MPs attack Google, Twitter and Facebook for 'consciously failing' to address online extremism
Social media giants are “consciously failing” to clamp down on extremists using their platforms to promote terrorism, MPs have said.
The Home Affairs Committee also called on the Government to rebrand the Prevent counter-radicalisation policy in order to end its “toxic” reputation in the Muslim community, as part of a range of measures to win the “war for hearts and minds”.
The MPs pointed the finger at Google, Facebook and Twitter for “passing the buck” on extremist material on the internet.
In a report today on countering radicalisation, the committee said the internet was the “vehicle of choice in spreading propaganda” and that social media sites were “recruiting platforms for terrorism”.
They called for a “state-of-the-art, round-the-clock” rapid response unit to block and take down online material.
To address the threat, the MPs propose that the Metropolitan Police’s Counter Terrorism Internet Referral Unit (CTIRU) should be upgraded, bringing together different security agencies.
Keith Vaz, the chairman of the committee, said the response needed to be a “terrestrial star wars”, a reference to Ronald Reagan’s 1980s missile defence programme.
“It [CTIRU] must include operatives from the Home Office, the security services, the police, internet companies and others,” Mr Vaz said.
“The Government must develop an effective counter-narrative to the slick and effective propaganda machine being run by Daesh.
“We should utilise the brightest talent of the world’s creative industries to counter terrorist propaganda with even more sophisticated anti-radicalising material.”
He argued that the failure of companies to address the problems had “left some parts of the internet ungoverned, unregulated and lawless”.
The Labour MP added: “We are engaged in a war for hearts and minds in the fight against terrorism. The modern front line is the internet. Its forums, message boards and social media platforms are the lifeblood of Daesh and other terrorist groups for their recruitment and financing and the spread of ideology.
“Huge corporations like Google, Facebook and Twitter, with their billion dollar incomes, are consciously failing to tackle this threat and passing the buck by hiding behind their supranational legal status, despite knowing that their sites are being used by the instigators of terror.”
Twitter suspended more than 125,000 accounts linked to terrorism between the middle of 2015 and February 2016, the MPs revealed, while Google removed more than 14 million videos in 2014.

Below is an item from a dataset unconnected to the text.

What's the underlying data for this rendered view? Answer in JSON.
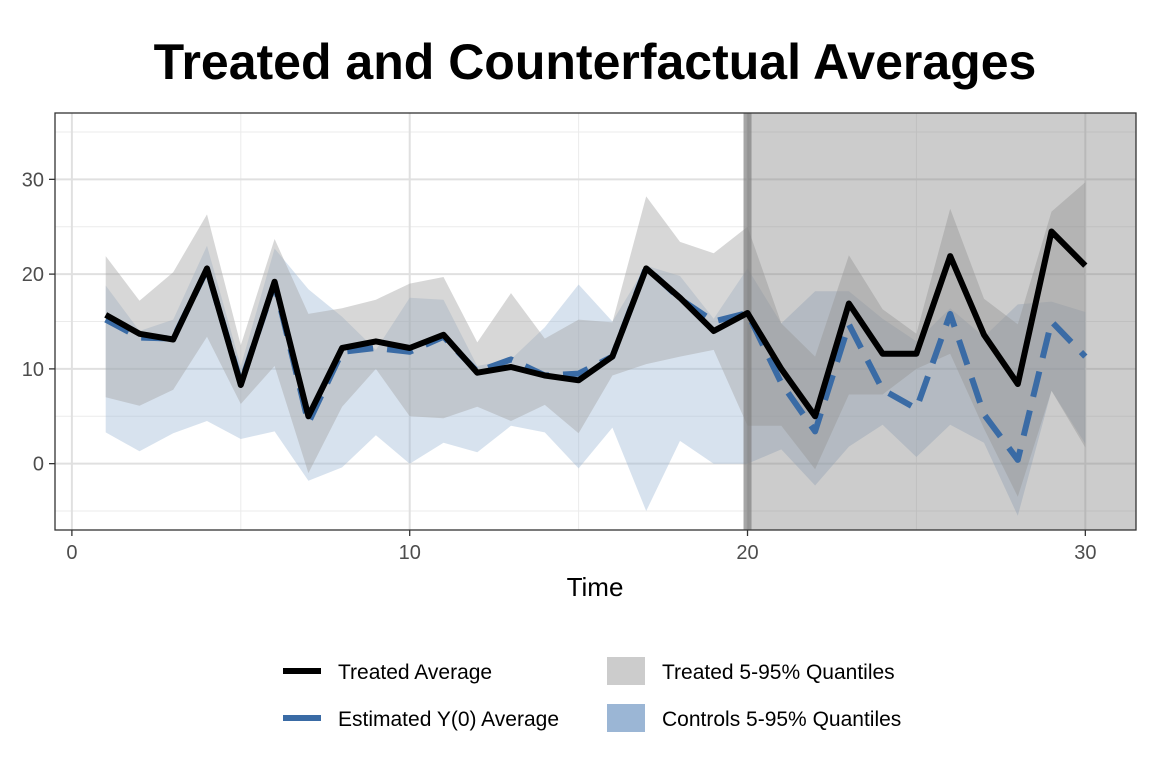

Today’s report also contains recommendations on the controversial Prevent strategy, which is designed to identify and address Islamist extremism in communities in the UK.
The existing policy must be “reviewed to produce a new and different inclusive approach”, the MPs said.
They also called for it to be renamed ‘Engage’ to “remove its already toxic associations”.
Among the other recommendations are improvements to the “lamentable” levels of support for families who see relatives travel to join terrorist organisations; a renewed call for media outlets to use “Daesh” rather than “Islamic State”; and that the Government should employ the UK’s “brightest and best” creative talent to come up with anti-radicalism material.